It's the 4th Monday of the month which can only mean one thing.... It's Secret Recipe Club Group D Reveal day! I love the Secret Recipe Club and look forward to reveal day every month. The concept is simple - each blog is assigned another blog in secret and the idea is that you choose a recipe to make from your secret blog and reveal it on the same day. It's a great way to discover new blogs and exciting recipes.
This month my assignment is Without Adornment written by Bean. Her favourite hobbies are baking/cooking and photography, both of which she showcases on her blog. She is gluten intolerant and loves to experiment with vegan baking so her blog is a treasure trove of gluten free/dairy free/vegan recipes. I know more and more people with gluten intolerance and food allergies so this was a good opportunity to experiment with recipes and to bake outside my comfort zone.
I had a real nosey round her blog and I do encourage you to pop over and say hi. She writes a beautiful blog with lovely accompanying pictures.
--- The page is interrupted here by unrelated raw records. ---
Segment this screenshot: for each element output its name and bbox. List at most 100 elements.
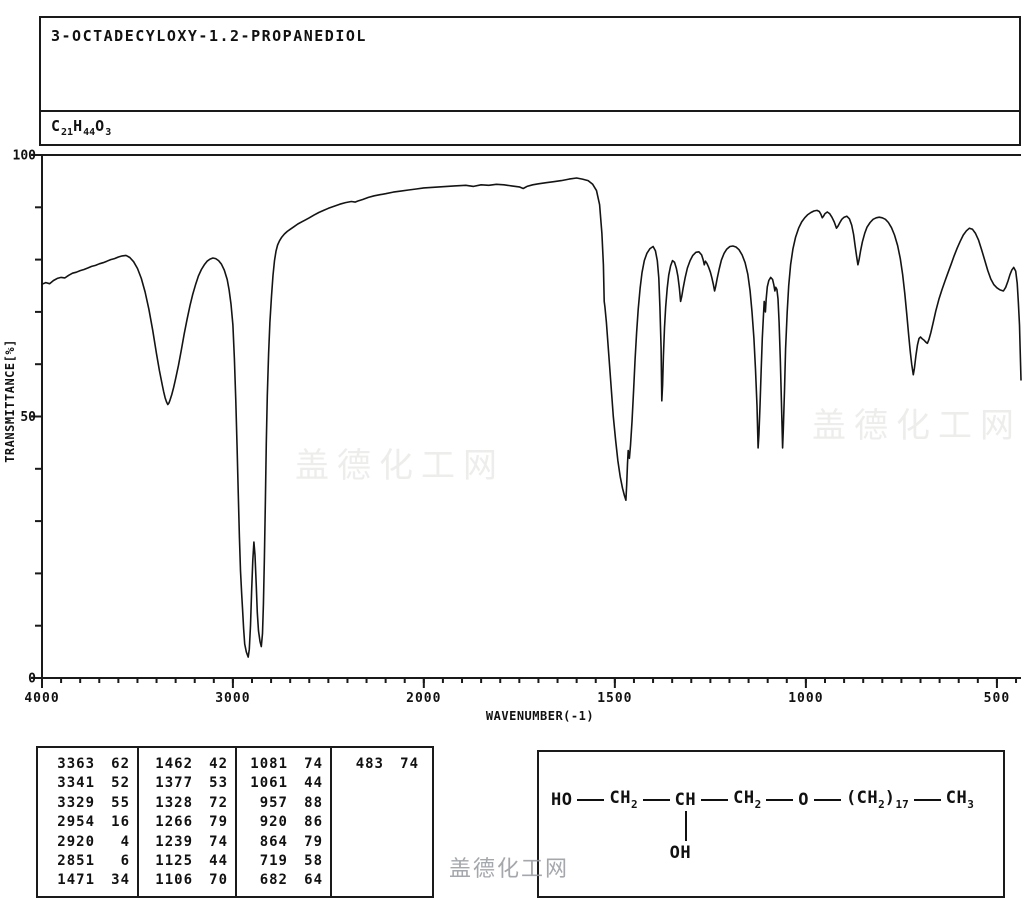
peak-row: 483 74 <box>332 755 426 774</box>
atom-group: (CH2)17 <box>845 788 909 811</box>
peak-transmittance: 44 <box>209 853 228 870</box>
peak-transmittance: 53 <box>209 775 228 792</box>
peak-table-column: 483 74 <box>332 748 426 896</box>
x-tick-label: 1500 <box>597 691 632 706</box>
peak-wavenumber: 1106 <box>155 872 193 889</box>
peak-transmittance: 6 <box>120 853 130 870</box>
peak-row: 1106 70 <box>139 871 235 890</box>
y-tick-label: 0 <box>28 672 36 687</box>
spectrum-curve <box>41 177 1022 658</box>
peak-transmittance: 74 <box>209 833 228 850</box>
peak-wavenumber: 2920 <box>57 833 95 850</box>
peak-wavenumber: 920 <box>259 814 288 831</box>
peak-row: 2920 4 <box>38 833 137 852</box>
peak-transmittance: 16 <box>111 814 130 831</box>
peak-wavenumber: 1462 <box>155 756 193 772</box>
peak-transmittance: 62 <box>111 756 130 772</box>
peak-row: 1462 42 <box>139 755 235 774</box>
peak-row: 1328 72 <box>139 794 235 813</box>
site-watermark: 盖德化工网 <box>449 857 570 882</box>
peak-wavenumber: 1239 <box>155 833 193 850</box>
peak-wavenumber: 1125 <box>155 853 193 870</box>
peak-transmittance: 34 <box>111 872 130 889</box>
peak-row: 1266 79 <box>139 813 235 832</box>
peak-row: 3329 55 <box>38 794 137 813</box>
peak-wavenumber: 1328 <box>155 794 193 811</box>
x-tick-label: 2000 <box>406 691 441 706</box>
peak-transmittance: 52 <box>111 775 130 792</box>
atom-group: HO <box>551 789 573 810</box>
peak-row: 1239 74 <box>139 833 235 852</box>
peak-transmittance: 74 <box>304 756 323 772</box>
peak-wavenumber: 864 <box>259 833 288 850</box>
peak-row: 957 88 <box>237 794 330 813</box>
branch-bond-line <box>684 810 687 841</box>
peak-transmittance: 79 <box>209 814 228 831</box>
structure-formula: HO CH2 CH OH CH2 O (CH2)17 CH3 <box>551 788 974 863</box>
atom-group: O <box>798 789 809 810</box>
x-tick-label: 500 <box>984 691 1010 706</box>
y-axis-title: TRANSMITTANCE[%] <box>3 339 17 463</box>
peak-wavenumber: 3341 <box>57 775 95 792</box>
compound-title: 3-OCTADECYLOXY-1.2-PROPANEDIOL <box>51 27 367 45</box>
peak-wavenumber: 3329 <box>57 794 95 811</box>
bond-line <box>701 798 729 801</box>
atom-group: CH OH <box>669 789 697 863</box>
peak-transmittance: 86 <box>304 814 323 831</box>
peak-table-column: 1081 74 1061 44 957 88 920 86 864 79 719 58 682 64 <box>237 748 332 896</box>
peak-row: 3363 62 <box>38 755 137 774</box>
peak-wavenumber: 957 <box>259 794 288 811</box>
peak-wavenumber: 1377 <box>155 775 193 792</box>
bond-line <box>577 798 605 801</box>
peak-table: 3363 62 3341 52 3329 55 2954 16 2920 4 2851 6 1471 34… <box>36 746 434 898</box>
x-tick-label: 4000 <box>24 691 59 706</box>
peak-transmittance: 74 <box>400 756 419 772</box>
peak-row: 864 79 <box>237 833 330 852</box>
peak-row: 920 86 <box>237 813 330 832</box>
y-tick-label: 100 <box>13 149 37 164</box>
peak-row: 1081 74 <box>237 755 330 774</box>
peak-row: 682 64 <box>237 871 330 890</box>
peak-transmittance: 88 <box>304 794 323 811</box>
peak-row: 3341 52 <box>38 774 137 793</box>
atom-group: CH3 <box>945 788 974 811</box>
peak-transmittance: 58 <box>304 853 323 870</box>
molecular-formula: C21H44O3 <box>51 117 112 138</box>
header-box: 3-OCTADECYLOXY-1.2-PROPANEDIOL C21H44O3 <box>39 16 1021 146</box>
peak-transmittance: 64 <box>304 872 323 889</box>
peak-row: 1471 34 <box>38 871 137 890</box>
peak-row: 1377 53 <box>139 774 235 793</box>
peak-table-column: 1462 42 1377 53 1328 72 1266 79 1239 74 1125 44 1106… <box>139 748 237 896</box>
peak-wavenumber: 719 <box>259 853 288 870</box>
peak-row: 719 58 <box>237 852 330 871</box>
x-tick-label: 1000 <box>788 691 823 706</box>
header-divider <box>41 110 1019 112</box>
structure-box: HO CH2 CH OH CH2 O (CH2)17 CH3 <box>537 750 1005 898</box>
bond-line <box>913 798 941 801</box>
peak-transmittance: 55 <box>111 794 130 811</box>
peak-wavenumber: 1471 <box>57 872 95 889</box>
peak-row: 2954 16 <box>38 813 137 832</box>
peak-row: 2851 6 <box>38 852 137 871</box>
peak-wavenumber: 483 <box>355 756 384 772</box>
x-axis-title: WAVENUMBER(-1) <box>486 709 594 723</box>
peak-wavenumber: 1081 <box>250 756 288 772</box>
peak-transmittance: 44 <box>304 775 323 792</box>
hydroxyl-label: OH <box>669 842 692 863</box>
peak-row: 1061 44 <box>237 774 330 793</box>
peak-wavenumber: 1061 <box>250 775 288 792</box>
peak-transmittance: 4 <box>120 833 130 850</box>
y-tick-label: 50 <box>20 410 36 425</box>
peak-wavenumber: 3363 <box>57 756 95 772</box>
bond-line <box>766 798 794 801</box>
peak-row: 1125 44 <box>139 852 235 871</box>
peak-table-column: 3363 62 3341 52 3329 55 2954 16 2920 4 2851 6 1471 34 <box>38 748 139 896</box>
atom-group: CH2 <box>609 788 638 811</box>
x-tick-label: 3000 <box>215 691 250 706</box>
peak-wavenumber: 2851 <box>57 853 95 870</box>
peak-transmittance: 79 <box>304 833 323 850</box>
atom-group: CH2 <box>733 788 762 811</box>
peak-wavenumber: 2954 <box>57 814 95 831</box>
I shortlisted a few recipes to try and in the end went with this raspberry bar as it sounded good and I had some fresh raspberries to hand. Her recipe is a gluten and refined sugar free vegan bar. I've made some adjustments as I did not have all the ingredients to hand so mine is not quite gluten free but it's dairy free with minimal refined sugar. I was really pleased that mine turned out almost exactly the same as Bean's. It tastes like a crumble and the sweetened, spiced tart raspberries are the perfect filling. These would be great for lunch boxes or picnics.
Other recipes I shortlisted to try are banana coconut cream pie, Vegan GF strawberry banana loaf with walnuts, Health(ier) Peanut (Not Quite) Brittle and Vegan Polenta Pizza.
Recipe adapted from Without Adornment
55g ground almonds
80 g brown rice flour
55g wholemeal flour
100g spelt flour
1 teaspoon baking powder
50g dark brown sugar
100g coconut oil
450g fresh raspberries
4 - 5 tablespoons honey (adjust to taste)
1 teaspoon ground cinnamon
1/2 teaspoon ground nutmeg
- Preheat the oven to 180C.
- In a large bowl, mix the ground almonds, brown rice flour, oats, wholemeal flour, spelt flour, sugar and baking powder.
- Add the coconut oil and rub into the flour mixture with your fingers until it resembles fine breadcrumbs.
- In a separate bowl, mix the honey, spices and raspberries together.
- Spray a traybake tin with non stick spray. Press more than half the flour mixture into the tin and smooth out the top with a spatula.
- Spoon the raspberry layer on top and finish with the remaining crumble mix.
- Bake for approximately 30 - 40 minutes or until golden brown.
- Remove from the oven and allow to cool completely before slicing into squares.